What is the kicker pattern?

The Kicker formula is a strategy that is sometimes used to projection the move in the movement of the asset price. The formula is trying to accurately predict when the trend of ascending or declining trend in this price movement is going to, which allows investors to structure orders for purchase or sale that will lead to the highest level of benefits from this price movement. Kicker formula, sometimes referred to as a two -color candlestick formula, can help understand sudden conversion and use this knowledge to protect the interests of investors.

Kicker identification is not always the easiest approach to investors or even observers on the market. Since this process is related to the identification of the conversion of the trend that quickly occurs with a small to any preliminary warning, careful attention is necessary for market indicators, if the investor is to determine the impending reversal of the trend. Since it seems that reversal appears without real warning, sometimes it creates a situation in the wterge of investors perceives it as a short -term change that bude quickly remedied, with a price more or less after the previous trend. Those who identify the Kicker formula and read it precisely do not waste your time to present orders for purchase or selling on whether the pattern reveals that the price is rising or declining.

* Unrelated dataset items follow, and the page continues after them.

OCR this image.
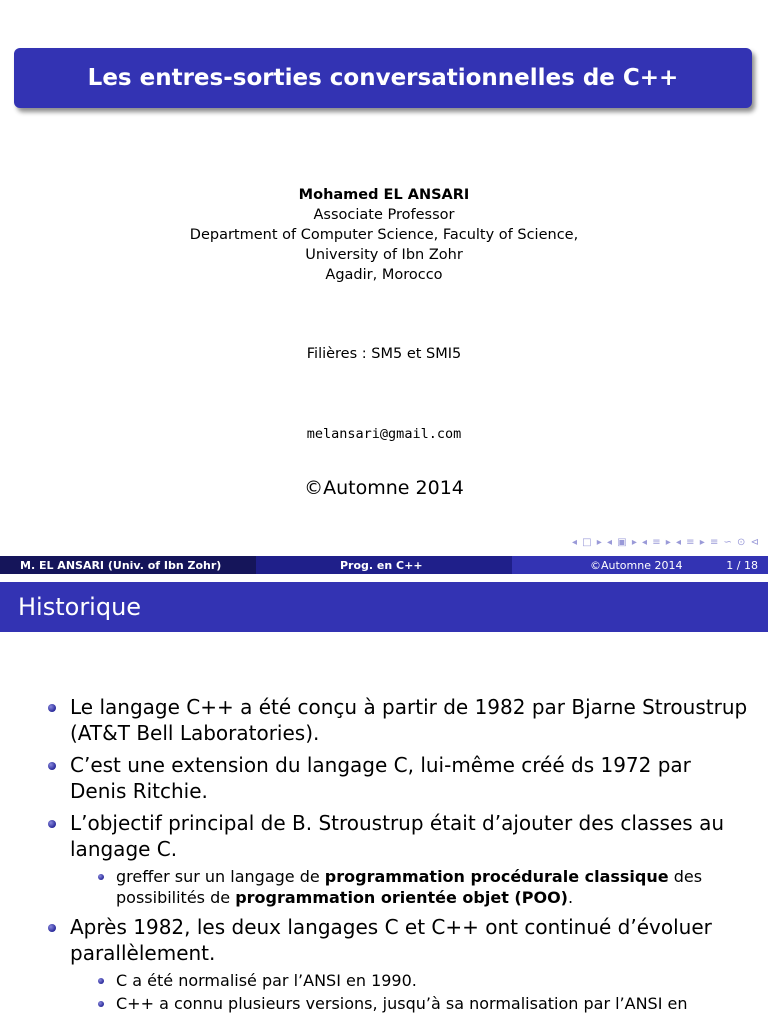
Les entres-sorties conversationnelles de C++
Mohamed EL ANSARI
Associate Professor
Department of Computer Science, Faculty of Science,
University of Ibn Zohr
Agadir, Morocco
Filières : SM5 et SMI5
melansari@gmail.com
©Automne 2014
◂ □ ▸ ◂ ▣ ▸ ◂ ≡ ▸ ◂ ≡ ▸ ≡ ∽ ⊙ ⊲
M. EL ANSARI (Univ. of Ibn Zohr)	Prog. en C++	©Automne 2014	1 / 18
Historique
Le langage C++ a été conçu à partir de 1982 par Bjarne Stroustrup (AT&T Bell Laboratories).
C’est une extension du langage C, lui-même créé ds 1972 par Denis Ritchie.
L’objectif principal de B. Stroustrup était d’ajouter des classes au langage C.
greffer sur un langage de programmation procédurale classique des possibilités de programmation orientée objet (POO).
Après 1982, les deux langages C et C++ ont continué d’évoluer parallèlement.
C a été normalisé par l’ANSI en 1990.
C++ a connu plusieurs versions, jusqu’à sa normalisation par l’ANSI en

Read a number of benefits exactly. If the general trend with the price of assets has been declining for some time, sudden conversion would mean that the price in a short period of time increases significantly. This provides a chance for the investor to buy low, keep the asset during an ascending trend, then sell the asset just before the price level and begins to reduce again. Meanwhile, the investor has a significant profit from the ownership of the asset.

When the Kicker Indicates formula that the price of the asset is about to stop moving up and experience a serious decline, the investor quickly moves to sell this asset while still showing some ascending movement. This not only protects revenues already generated from asset but tIf it prevents the possibilities to keep any losses as soon as the price begins to fall. From this point of view, recognizing the developing kicker pattern can go a long way to maintain the value of the investment portfolio.